I'd be interested to know more details of how "it is sometimes easier to
trick MATLAB than Stata into producing unsupported graph types". That
would be a challenge either for Stata graphics programmers to show how
such types can be supported or as agenda items for StataCorp. I
specifically exclude 3-D graphics where -- to my great regret -- it is
clear that MATLAB is currently superior to Stata.
Nick
[email protected]
Michael Manti
Rajesh,
I've used both Stata and MATLAB reasonably extensively. Stata is my
main tool for statistical work. I've used MATLAB to do statistical
work, but I've used it mostly for financial simulations. I much prefer
Stata over MATLAB for statistical work.
For my purposes, the biggest disadvantage of MATLAB over Stata/Mata is
cost. If you want to use MATLAB as your main tool for statistical
work, you need to pay up for the Statistics and Optimization (and
perhaps other) toolkits.
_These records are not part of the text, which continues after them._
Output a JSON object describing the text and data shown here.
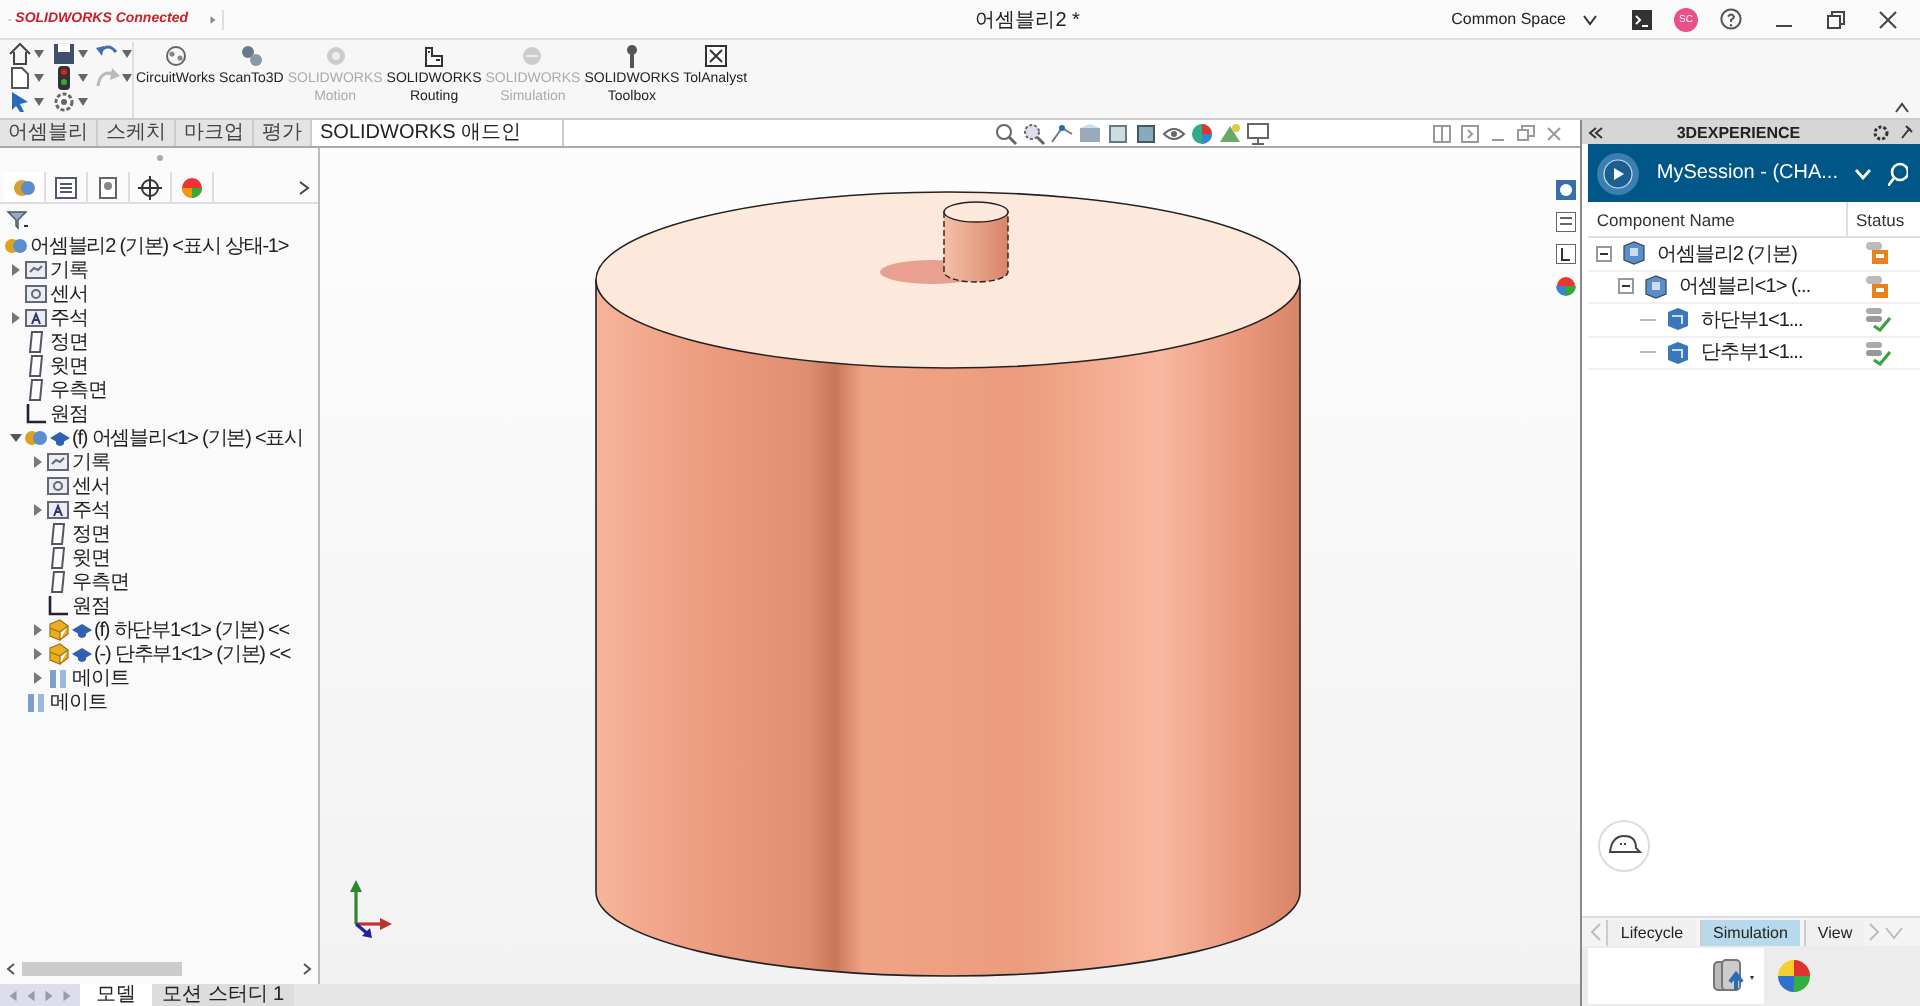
{
  "title_bar": {
    "brand": "SOLIDWORKS Connected",
    "document_title": "어셈블리2 *",
    "workspace": "Common Space",
    "avatar_initials": "SC"
  },
  "toolbar": {
    "tools": [
      {
        "lines": [
          "CircuitWorks"
        ],
        "kind": "circuit",
        "disabled": false
      },
      {
        "lines": [
          "ScanTo3D"
        ],
        "kind": "scan",
        "disabled": false
      },
      {
        "lines": [
          "SOLIDWORKS",
          "Motion"
        ],
        "kind": "motion",
        "disabled": true
      },
      {
        "lines": [
          "SOLIDWORKS",
          "Routing"
        ],
        "kind": "routing",
        "disabled": false
      },
      {
        "lines": [
          "SOLIDWORKS",
          "Simulation"
        ],
        "kind": "simulation",
        "disabled": true
      },
      {
        "lines": [
          "SOLIDWORKS",
          "Toolbox"
        ],
        "kind": "toolbox",
        "disabled": false
      },
      {
        "lines": [
          "TolAnalyst"
        ],
        "kind": "tolerance",
        "disabled": false
      }
    ]
  },
  "command_tabs": [
    {
      "label": "어셈블리",
      "selected": false
    },
    {
      "label": "스케치",
      "selected": false
    },
    {
      "label": "마크업",
      "selected": false
    },
    {
      "label": "평가",
      "selected": false
    },
    {
      "label": "SOLIDWORKS 애드인",
      "selected": true
    }
  ],
  "feature_tree": {
    "items": [
      {
        "label": "어셈블리2 (기본) <표시 상태-1>",
        "kind": "assembly",
        "children": [
          {
            "label": "기록",
            "kind": "history",
            "expanded": false
          },
          {
            "label": "센서",
            "kind": "sensor"
          },
          {
            "label": "주석",
            "kind": "annotation",
            "expanded": false
          },
          {
            "label": "정면",
            "kind": "plane"
          },
          {
            "label": "윗면",
            "kind": "plane"
          },
          {
            "label": "우측면",
            "kind": "plane"
          },
          {
            "label": "원점",
            "kind": "origin"
          },
          {
            "label": "(f) 어셈블리<1> (기본) <표시",
            "kind": "assembly",
            "expanded": true,
            "children": [
              {
                "label": "기록",
                "kind": "history",
                "expanded": false
              },
              {
                "label": "센서",
                "kind": "sensor"
              },
              {
                "label": "주석",
                "kind": "annotation",
                "expanded": false
              },
              {
                "label": "정면",
                "kind": "plane"
              },
              {
                "label": "윗면",
                "kind": "plane"
              },
              {
                "label": "우측면",
                "kind": "plane"
              },
              {
                "label": "원점",
                "kind": "origin"
              },
              {
                "label": "(f) 하단부1<1> (기본) <<",
                "kind": "part",
                "expanded": false
              },
              {
                "label": "(-) 단추부1<1> (기본) <<",
                "kind": "part",
                "expanded": false
              },
              {
                "label": "메이트",
                "kind": "mates",
                "expanded": false
              }
            ]
          },
          {
            "label": "메이트",
            "kind": "mates"
          }
        ]
      }
    ]
  },
  "bottom_tabs": [
    {
      "label": "모델",
      "selected": true
    },
    {
      "label": "모션 스터디 1",
      "selected": false
    }
  ],
  "panel": {
    "title": "3DEXPERIENCE",
    "session": "MySession - (CHA...",
    "columns": [
      "Component Name",
      "Status"
    ],
    "rows": [
      {
        "name": "어셈블리2 (기본)",
        "kind": "assembly",
        "locked": true,
        "expanded": true,
        "children": [
          {
            "name": "어셈블리<1> (...",
            "kind": "assembly",
            "locked": true,
            "expanded": true,
            "children": [
              {
                "name": "하단부1<1...",
                "kind": "part",
                "locked": false
              },
              {
                "name": "단추부1<1...",
                "kind": "part",
                "locked": false
              }
            ]
          }
        ]
      }
    ],
    "tabs": [
      {
        "label": "Lifecycle",
        "selected": false
      },
      {
        "label": "Simulation",
        "selected": true
      },
      {
        "label": "View",
        "selected": false
      }
    ]
  }
}
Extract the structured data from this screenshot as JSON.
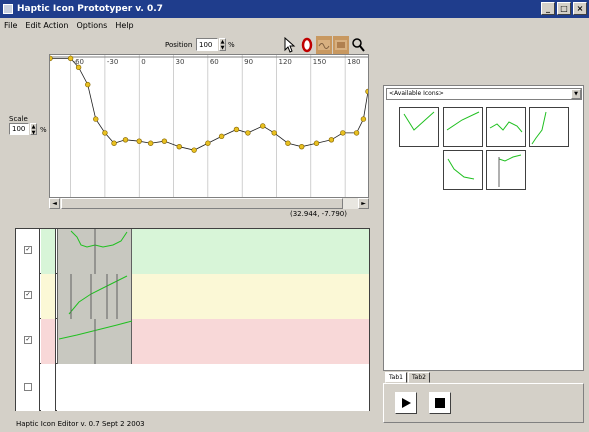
{
  "window": {
    "title": "Haptic Icon Prototyper v. 0.7"
  },
  "menu": [
    "File",
    "Edit Action",
    "Options",
    "Help"
  ],
  "toolbar": {
    "position_label": "Position",
    "position_value": "100",
    "position_unit": "%"
  },
  "editor": {
    "axis_ticks": [
      "-60",
      "-30",
      "0",
      "30",
      "60",
      "90",
      "120",
      "150",
      "180"
    ],
    "scale_label": "Scale",
    "scale_value": "100",
    "scale_unit": "%",
    "coordinates": "(32.944, -7.790)"
  },
  "waveform": {
    "points": [
      [
        -78,
        0.98
      ],
      [
        -60,
        0.98
      ],
      [
        -53,
        0.85
      ],
      [
        -45,
        0.6
      ],
      [
        -38,
        0.1
      ],
      [
        -30,
        -0.1
      ],
      [
        -22,
        -0.25
      ],
      [
        -12,
        -0.2
      ],
      [
        0,
        -0.22
      ],
      [
        10,
        -0.25
      ],
      [
        22,
        -0.22
      ],
      [
        35,
        -0.3
      ],
      [
        48,
        -0.35
      ],
      [
        60,
        -0.25
      ],
      [
        72,
        -0.15
      ],
      [
        85,
        -0.05
      ],
      [
        95,
        -0.1
      ],
      [
        108,
        0.0
      ],
      [
        118,
        -0.1
      ],
      [
        130,
        -0.25
      ],
      [
        142,
        -0.3
      ],
      [
        155,
        -0.25
      ],
      [
        168,
        -0.2
      ],
      [
        178,
        -0.1
      ],
      [
        190,
        -0.1
      ],
      [
        196,
        0.1
      ],
      [
        200,
        0.5
      ]
    ]
  },
  "tracks": [
    {
      "checked": true,
      "color": "#d8f5d8"
    },
    {
      "checked": true,
      "color": "#fbf8d6"
    },
    {
      "checked": true,
      "color": "#f8d8d8"
    },
    {
      "checked": false,
      "color": "#ffffff"
    }
  ],
  "library": {
    "dropdown_value": "<Available Icons>",
    "icons": [
      "icon-1",
      "icon-2",
      "icon-3",
      "icon-4",
      "icon-5",
      "icon-6"
    ]
  },
  "tabs": [
    "Tab1",
    "Tab2"
  ],
  "status": "Haptic Icon Editor v. 0.7 Sept 2 2003"
}
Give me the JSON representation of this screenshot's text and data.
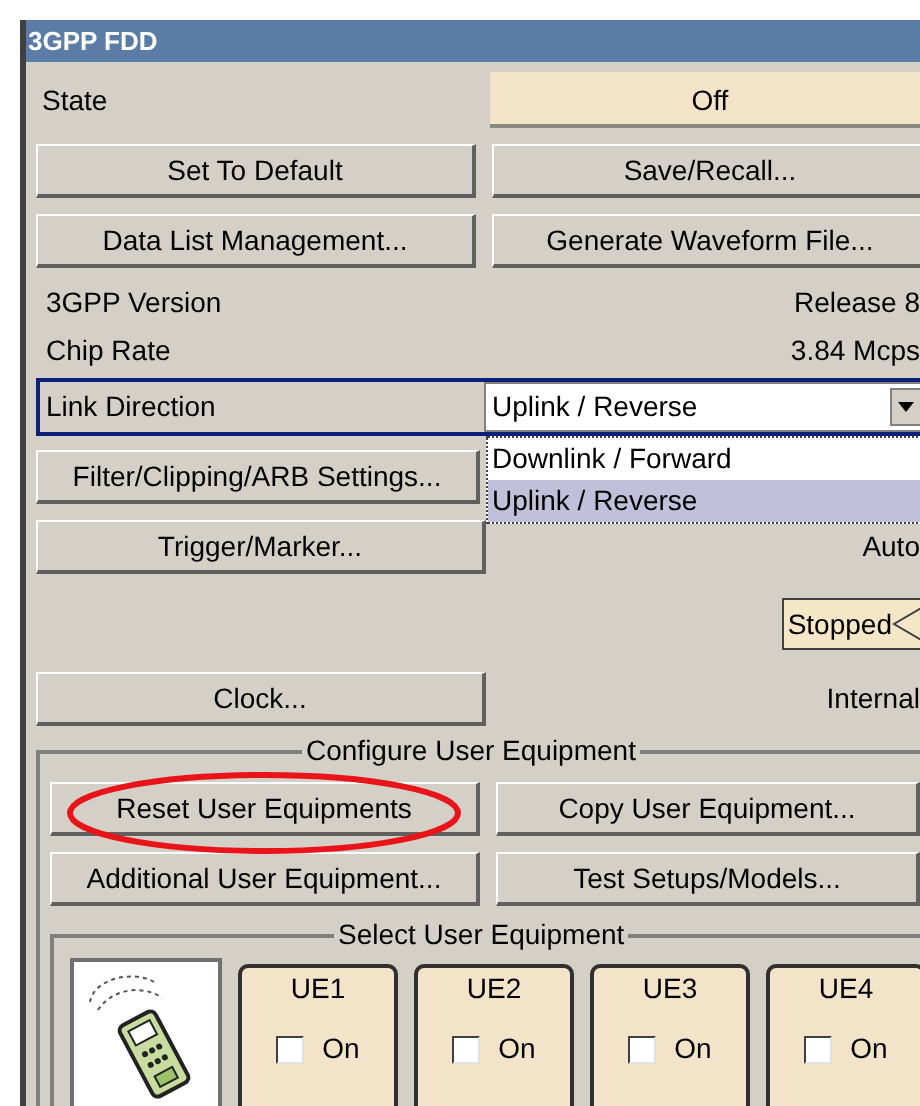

All MATLAB toolkits are sold separately,
whereas Stata bundles many procedures, and many more are downloadable.
Even then, my guess is that you're much more likely to find a given
statistical procedure implemented in Stata (or R) than you are in
MATLAB.
Stata is much better than MATLAB for managing data, logging research,
and producing tables. For statistical graphics, I generally prefer
Stata's defaults over MATLAB's--tick marks that poke into the plot
area, ugh!--but it is sometimes easier to trick MATLAB than Stata into
producing unsupported graph types.
I suspect that more numerical routines are available in MATLAB than in
Mata. MATLAB the language also supports some nice programming
abstractions--higher-order functions, lexical scoping, arrays of
higher dimension than 2, etc.--that Mata lacks. Mata's pointers only
partially make up for these omissions. However, I really appreciate
Mata's optional type declarations, which have saved me from boneheaded
errors on occasion.
Rajesh Tharyan
> Does anyone have any extensive experience of using both of these? If
> so what
> are the advantages of Mata over Matlab or vice versa? Or is there a
> good
> reference on comparison of capabilities?